Malware Loaders Continue to Evolve, Proliferate

Loaders, for the most part, have one job: grab malicious executables or payloads from an attacker-controlled server. But that doesn’t mean there isn’t more happening under the hood of some, such as a user-friendly UI, self-healing capabilities, or the equivalent of a retail shop where a botmaster can sell his bots to potential clients.

Loaders are essentially basic remote access Trojans that give an attacker the ability to remotely interact with and control a compromised computer, or bot. While traditionally lightweight (smaller than 50 KB in size) in order to bypass detection by antivirus and other security monitoring technology, loaders evolve, and their viability to cybercriminals remains.

Two relatively new loaders, Aurora and Kardon, may be an indication of what kinds of features criminals are trying to incorporate into these bits of malicious code. These new loaders have been advertised on lower-tier Russian-language forums since March and May respectively—most loaders start out on lower-tier Russian forums before they pop up on more elite English-speaking forums—and are more complex than the simpler loaders that are generally preferred by buyers.

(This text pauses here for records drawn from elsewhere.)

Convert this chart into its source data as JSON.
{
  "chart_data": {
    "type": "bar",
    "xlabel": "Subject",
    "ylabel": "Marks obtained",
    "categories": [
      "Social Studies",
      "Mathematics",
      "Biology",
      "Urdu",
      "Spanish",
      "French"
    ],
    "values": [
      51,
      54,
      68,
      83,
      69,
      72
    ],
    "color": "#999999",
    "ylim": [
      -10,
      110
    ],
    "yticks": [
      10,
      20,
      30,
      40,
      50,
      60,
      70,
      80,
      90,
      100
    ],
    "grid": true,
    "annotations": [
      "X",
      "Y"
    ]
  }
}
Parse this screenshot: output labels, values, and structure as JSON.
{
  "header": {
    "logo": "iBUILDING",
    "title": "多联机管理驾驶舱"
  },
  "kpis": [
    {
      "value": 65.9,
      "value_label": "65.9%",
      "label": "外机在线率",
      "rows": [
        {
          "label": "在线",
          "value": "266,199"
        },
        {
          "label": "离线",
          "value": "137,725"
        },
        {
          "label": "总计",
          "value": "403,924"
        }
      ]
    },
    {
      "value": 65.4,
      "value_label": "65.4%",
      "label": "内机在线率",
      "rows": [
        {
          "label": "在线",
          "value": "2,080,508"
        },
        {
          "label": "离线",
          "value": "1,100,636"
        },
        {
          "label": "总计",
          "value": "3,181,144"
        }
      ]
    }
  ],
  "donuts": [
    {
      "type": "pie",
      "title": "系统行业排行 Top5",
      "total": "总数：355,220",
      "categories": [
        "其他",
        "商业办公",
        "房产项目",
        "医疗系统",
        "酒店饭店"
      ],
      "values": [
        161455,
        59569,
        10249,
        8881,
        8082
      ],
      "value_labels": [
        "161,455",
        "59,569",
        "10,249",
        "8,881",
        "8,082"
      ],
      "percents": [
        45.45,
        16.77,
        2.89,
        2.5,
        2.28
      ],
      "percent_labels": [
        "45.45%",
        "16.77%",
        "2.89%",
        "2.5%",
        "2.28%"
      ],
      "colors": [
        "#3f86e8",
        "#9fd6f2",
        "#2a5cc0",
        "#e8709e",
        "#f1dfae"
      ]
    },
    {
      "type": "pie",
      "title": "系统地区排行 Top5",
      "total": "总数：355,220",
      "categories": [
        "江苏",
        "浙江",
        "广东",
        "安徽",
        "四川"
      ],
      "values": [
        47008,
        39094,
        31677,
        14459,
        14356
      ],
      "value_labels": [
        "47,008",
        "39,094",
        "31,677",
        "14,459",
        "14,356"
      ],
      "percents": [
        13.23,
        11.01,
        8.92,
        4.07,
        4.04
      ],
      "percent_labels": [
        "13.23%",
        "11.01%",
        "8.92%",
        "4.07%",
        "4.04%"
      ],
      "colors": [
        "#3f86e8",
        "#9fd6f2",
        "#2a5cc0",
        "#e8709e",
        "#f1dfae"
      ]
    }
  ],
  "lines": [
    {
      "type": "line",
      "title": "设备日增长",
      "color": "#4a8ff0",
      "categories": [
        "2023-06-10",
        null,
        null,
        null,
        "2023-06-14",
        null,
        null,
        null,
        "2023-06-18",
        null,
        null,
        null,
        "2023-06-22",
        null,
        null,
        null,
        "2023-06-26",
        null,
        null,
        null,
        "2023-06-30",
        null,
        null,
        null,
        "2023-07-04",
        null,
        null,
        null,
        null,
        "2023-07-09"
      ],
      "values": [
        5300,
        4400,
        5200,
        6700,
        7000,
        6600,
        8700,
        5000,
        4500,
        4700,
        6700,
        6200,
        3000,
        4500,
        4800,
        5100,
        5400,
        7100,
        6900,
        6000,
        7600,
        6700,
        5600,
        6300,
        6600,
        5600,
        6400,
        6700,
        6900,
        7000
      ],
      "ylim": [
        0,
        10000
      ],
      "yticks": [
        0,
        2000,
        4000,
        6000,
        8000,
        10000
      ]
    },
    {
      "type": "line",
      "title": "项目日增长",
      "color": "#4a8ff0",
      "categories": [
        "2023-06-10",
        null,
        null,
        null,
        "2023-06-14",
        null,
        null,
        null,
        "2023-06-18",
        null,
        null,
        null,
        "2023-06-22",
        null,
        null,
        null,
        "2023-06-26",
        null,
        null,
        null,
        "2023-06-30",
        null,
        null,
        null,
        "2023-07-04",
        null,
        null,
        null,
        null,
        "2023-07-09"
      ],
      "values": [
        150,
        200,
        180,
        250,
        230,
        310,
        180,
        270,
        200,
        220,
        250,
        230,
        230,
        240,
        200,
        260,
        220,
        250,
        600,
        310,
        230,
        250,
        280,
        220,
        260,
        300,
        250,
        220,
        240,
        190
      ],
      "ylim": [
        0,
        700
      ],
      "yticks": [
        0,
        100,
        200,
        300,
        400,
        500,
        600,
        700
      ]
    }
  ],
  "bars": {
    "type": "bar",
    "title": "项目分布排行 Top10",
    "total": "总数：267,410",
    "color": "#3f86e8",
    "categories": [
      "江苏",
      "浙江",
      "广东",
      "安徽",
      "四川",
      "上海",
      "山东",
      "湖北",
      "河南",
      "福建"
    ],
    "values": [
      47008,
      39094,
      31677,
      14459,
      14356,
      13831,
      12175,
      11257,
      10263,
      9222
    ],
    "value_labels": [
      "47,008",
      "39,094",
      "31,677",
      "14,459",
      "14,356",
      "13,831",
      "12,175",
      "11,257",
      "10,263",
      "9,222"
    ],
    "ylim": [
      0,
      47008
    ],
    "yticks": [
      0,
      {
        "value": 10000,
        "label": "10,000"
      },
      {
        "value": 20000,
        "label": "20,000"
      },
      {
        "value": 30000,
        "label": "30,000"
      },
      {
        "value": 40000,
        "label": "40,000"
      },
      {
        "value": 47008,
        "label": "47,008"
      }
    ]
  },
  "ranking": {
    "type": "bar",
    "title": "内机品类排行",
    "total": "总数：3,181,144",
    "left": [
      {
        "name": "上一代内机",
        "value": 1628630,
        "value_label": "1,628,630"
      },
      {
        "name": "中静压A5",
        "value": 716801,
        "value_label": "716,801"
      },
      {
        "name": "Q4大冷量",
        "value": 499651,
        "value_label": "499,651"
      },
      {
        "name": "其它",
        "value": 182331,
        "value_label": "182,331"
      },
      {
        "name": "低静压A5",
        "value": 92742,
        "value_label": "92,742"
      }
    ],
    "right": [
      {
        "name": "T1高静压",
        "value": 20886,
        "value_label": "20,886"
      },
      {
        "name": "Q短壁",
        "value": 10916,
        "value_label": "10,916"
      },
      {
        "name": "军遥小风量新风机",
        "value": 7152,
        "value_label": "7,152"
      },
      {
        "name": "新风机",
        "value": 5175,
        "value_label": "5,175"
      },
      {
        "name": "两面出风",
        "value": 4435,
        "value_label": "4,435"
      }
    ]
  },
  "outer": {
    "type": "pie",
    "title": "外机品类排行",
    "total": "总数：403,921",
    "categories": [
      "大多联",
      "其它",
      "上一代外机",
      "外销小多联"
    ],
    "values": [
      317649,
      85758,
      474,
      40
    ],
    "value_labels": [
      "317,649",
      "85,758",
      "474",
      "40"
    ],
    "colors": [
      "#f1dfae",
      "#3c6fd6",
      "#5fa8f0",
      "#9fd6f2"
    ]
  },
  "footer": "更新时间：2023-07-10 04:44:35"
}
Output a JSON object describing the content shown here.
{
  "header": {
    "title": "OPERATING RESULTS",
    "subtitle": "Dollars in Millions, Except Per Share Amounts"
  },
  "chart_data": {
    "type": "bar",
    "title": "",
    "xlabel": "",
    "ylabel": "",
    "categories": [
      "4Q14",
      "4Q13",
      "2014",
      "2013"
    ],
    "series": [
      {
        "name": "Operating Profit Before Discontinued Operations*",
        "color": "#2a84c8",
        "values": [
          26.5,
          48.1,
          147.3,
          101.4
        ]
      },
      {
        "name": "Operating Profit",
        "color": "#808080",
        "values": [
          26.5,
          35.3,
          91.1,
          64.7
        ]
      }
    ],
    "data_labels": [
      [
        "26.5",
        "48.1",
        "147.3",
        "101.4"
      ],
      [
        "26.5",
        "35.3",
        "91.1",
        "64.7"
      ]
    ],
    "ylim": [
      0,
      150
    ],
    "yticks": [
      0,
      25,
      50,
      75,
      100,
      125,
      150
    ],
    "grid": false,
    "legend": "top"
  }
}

Aurora is making buyers take notice, not only because it is advertised as fully undetectable, but also because it allows the creation of resilient botnets by using a system of self-healing bots. Once executed, the loader instructs bots to create three branches of independent botnets, and down the road if it detects that one branch has been compromised, it will self-heal from the other two and spread the loaders to new victims, creating a new botnet. This makes takedowns challenging.

Aurora also comes with relatively standard features for a loader. Aurora’s capabilities including a control panel, the ability to classify victims based on location, the ability to attach multiple files to the initial loader as well as files from the seller and customers’ servers. It can also execute commands from the victim’s command terminal and report back system information to the attacker, or self-delete if detected.

Kardon, meanwhile, arrives on compromised computers with a fully integrated botshop, which is a simple platform that can be used to sell access to bots from the attacker’s botnet to other threat actors. Unlike other feature-heavy loaders that are usually flamed on underground forums because they increase the risk for detection, Aurora and Kardon are garnering some interest, including mentions about Kardon on top-tier forums.

Loaders are generally the first-stage in a compromise, and are spread through a variety of common vectors, including email or drive-by downloads. Unlike their cousins, the dropper, loaders don’t come pre-installed with payloads, and instead they download them from a remote URL. Updates and new features generally come in the early stages of a loader’s development. In some cases, the source code for a particular loader may be publicly leaked and several variants begin popping up on different forums.

These updates are long way from Smoke Loader, which has been distributed since 2011 and it too has been updated and patched numerous times since. Smoke Loader is still used today, and analysts are aware of its use in multiple botnet attacks and infections. As such, this loader serves as an example of a successful loader life cycle. Initially, there were two versions of Smoke, one a resident loader that came attached with a malicious payload, and a non-resident version that allowed a threat actor to remotely upload additional payloads.

It immediately gained favor on forums for its size and ability to bypass antivirus and firewall detection. Within months it was advertised on top-tier Russian- and English-speaking forums where sellers and buyers vouched for its capabilities. Smoke’s progression also changed threat actors’ behavior patterns in the later stages of the loader’s development to the point where they eventually begin to purchase entire botnets, as opposed to acquiring just one bot and spreading the loader themselves. Successful loaders can also become integrated into exploit kits; Smoke, for example, was part of the Rig exploit kit for some time. Some key arrests, however, have stalled the activity around a number of major exploit kits.

Flashpoint analysts believe new loaders such as Aurora and Kardon will travel a similar path as Smoke Loader, beginning on lower-tier forums before reaching the top tier. As the loaders grow in popularity, based on the prior history of loader development and implementation, Flashpoint analysts assess with high confidence that they will likely receive upgrades and new features that keep them relevant in the cybercriminal underground.